The brutal murder of Charlie Kirk on September 10, 2025, at Utah Valley University was not just an attack on one man — it was an assault on free speech and the civil fabric that holds our country together. Conservatives across the nation watched in horror as a leader who spent his life standing up for students and conservative ideas was gunned down onstage, and we demand the full force of justice for his killer. This was a political murder that exposed how far the poisonous rhetoric on the left can metastasize into real-world violence.
The aftermath has shown a double standard from establishment institutions that ought to be defending Americans of all views but instead reflexively blame conservatives while too often doing nothing about the environments that radicalize attackers. Instead of calm reflection, we saw calls in some quarters to punish and cancel, and in others a reckless eagerness to politicize Charlie’s death rather than mourn him. The country is rightly angry that people cheered or celebrated this atrocity online, and employers, schools, and public officials who enabled that behavior should face consequences.
At a Conservative Partnership Institute gathering in Washington on September 15, BlazeTV’s Steve Deace delivered a speech Americans must hear, insisting we be honest about the political divide and offering three practical, no-nonsense solutions to keep our republic intact. Deace cut through the pieties and urged conservatives to stop pretending the problem will fix itself — we must pursue accountability, secure our public spaces, and revive the civic and spiritual goods that make peaceful self-government possible. For patriots who love liberty, his words were a clarion call to move from grief to strategic action.
First, Deace demanded accountability: not political witch-hunts, but real legal, financial, and social consequences for organizations and influencers who fund, normalize, or cheer political violence. If certain nonprofits, media, or campus networks foster the climate that produces murderers, we should use every lawful tool to expose the networks, cut off financing, and hold enablers to account. Conservatives have long argued that rules mean nothing without enforcement; Charlie’s death is the painful proof.
Second, Deace and other conservative leaders are right to prioritize security for public events and unapologetic defense of conservative voices on campus and in civic life. The mainstream response cannot be to retreat — it must be to fortify: better venue security, tougher campus policies against intimidation, and real consequences for those who incite or celebrate violence. State leaders are already moving in this direction, forming oversight panels and considering new protections for speech and safety that actually work for students who dare to speak the truth.

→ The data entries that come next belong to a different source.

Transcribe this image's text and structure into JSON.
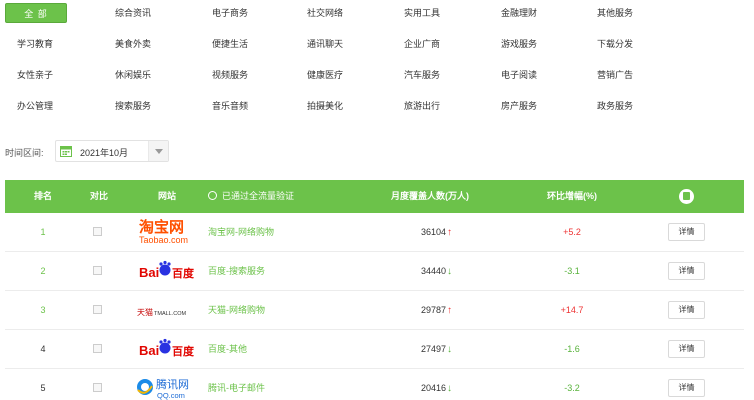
{
  "categories": {
    "all_label": "全 部",
    "items": [
      "综合资讯",
      "电子商务",
      "社交网络",
      "实用工具",
      "金融理财",
      "其他服务",
      "学习教育",
      "美食外卖",
      "便捷生活",
      "通讯聊天",
      "企业广商",
      "游戏服务",
      "下载分发",
      "女性亲子",
      "休闲娱乐",
      "视频服务",
      "健康医疗",
      "汽车服务",
      "电子阅读",
      "营销广告",
      "办公管理",
      "搜索服务",
      "音乐音频",
      "拍摄美化",
      "旅游出行",
      "房产服务",
      "政务服务"
    ]
  },
  "filter": {
    "range_label": "时间区间:",
    "date_value": "2021年10月"
  },
  "table": {
    "headers": {
      "rank": "排名",
      "compare": "对比",
      "site": "网站",
      "verified": "已通过全流量验证",
      "users": "月度覆盖人数(万人)",
      "change": "环比增幅(%)"
    },
    "detail_label": "详情",
    "rows": [
      {
        "rank": "1",
        "logo": "taobao",
        "logo_text_1": "淘宝网",
        "logo_text_2": "Taobao.com",
        "site": "淘宝网-网络购物",
        "users": "36104",
        "trend": "↑",
        "change": "+5.2"
      },
      {
        "rank": "2",
        "logo": "baidu",
        "logo_text_1": "Bai",
        "logo_text_2": "百度",
        "site": "百度-搜索服务",
        "users": "34440",
        "trend": "↓",
        "change": "-3.1"
      },
      {
        "rank": "3",
        "logo": "tmall",
        "logo_text_1": "天猫",
        "logo_text_2": "TMALL.COM",
        "site": "天猫-网络购物",
        "users": "29787",
        "trend": "↑",
        "change": "+14.7"
      },
      {
        "rank": "4",
        "logo": "baidu",
        "logo_text_1": "Bai",
        "logo_text_2": "百度",
        "site": "百度-其他",
        "users": "27497",
        "trend": "↓",
        "change": "-1.6"
      },
      {
        "rank": "5",
        "logo": "qq",
        "logo_text_1": "腾讯网",
        "logo_text_2": "QQ.com",
        "site": "腾讯-电子邮件",
        "users": "20416",
        "trend": "↓",
        "change": "-3.2"
      }
    ]
  },
  "colors": {
    "accent": "#6cc24a",
    "up": "#e33333",
    "down": "#58b33b"
  }
}
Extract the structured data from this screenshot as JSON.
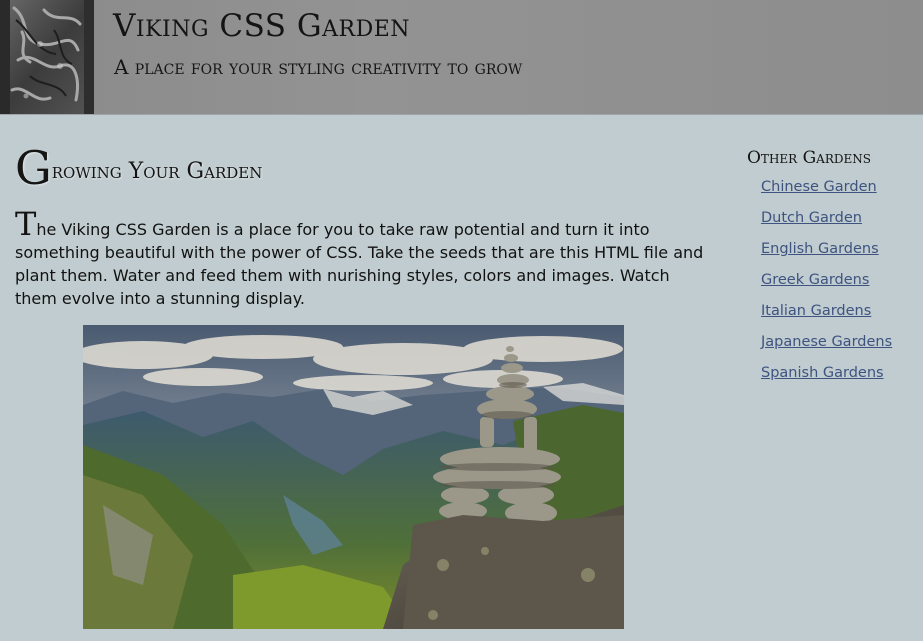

Third, and most importantly, Deace called for a cultural and spiritual renewal: a revival of faith, family, and responsibility that inoculates young people against nihilism and violent ideologies. Charlie’s work with students showed that truth delivered with love and courage can change hearts — the conservative movement must double down on that mission rather than surrender it to the radicalizers. This is not sentimentalism; it’s strategy: rebuild institutions that form character so the next generation chooses life, liberty, and order over rage and anarchy.
Washington’s response so far has been a mix of proper outrage and political overreach, with the House passing a resolution honoring Kirk even as debates rage about how to respond without trampling civil liberties. Conservatives should welcome bipartisan condemnation of political violence, but we must also insist that any policy response targets actual violent networks and their enablers, not lawful dissent or marketplace debate. We owe Charlie Kirk something concrete: action that prevents another assassination while protecting the freedoms he championed.
If we mean to honor Charlie’s legacy, we won’t cower or play nice with those who cheered his death or continue to normalize political murder through dehumanizing rhetoric. We will demand justice, secure our campuses and rally spaces, expose and defund violent networks, and rebuild the moral foundations of our country. Steve Deace’s speech was a roadmap for doing just that — practical, unapologetic, and rooted in the kind of civic courage Charlie modeled. Conservatives who still believe in America’s future must pick up that torch and carry it forward.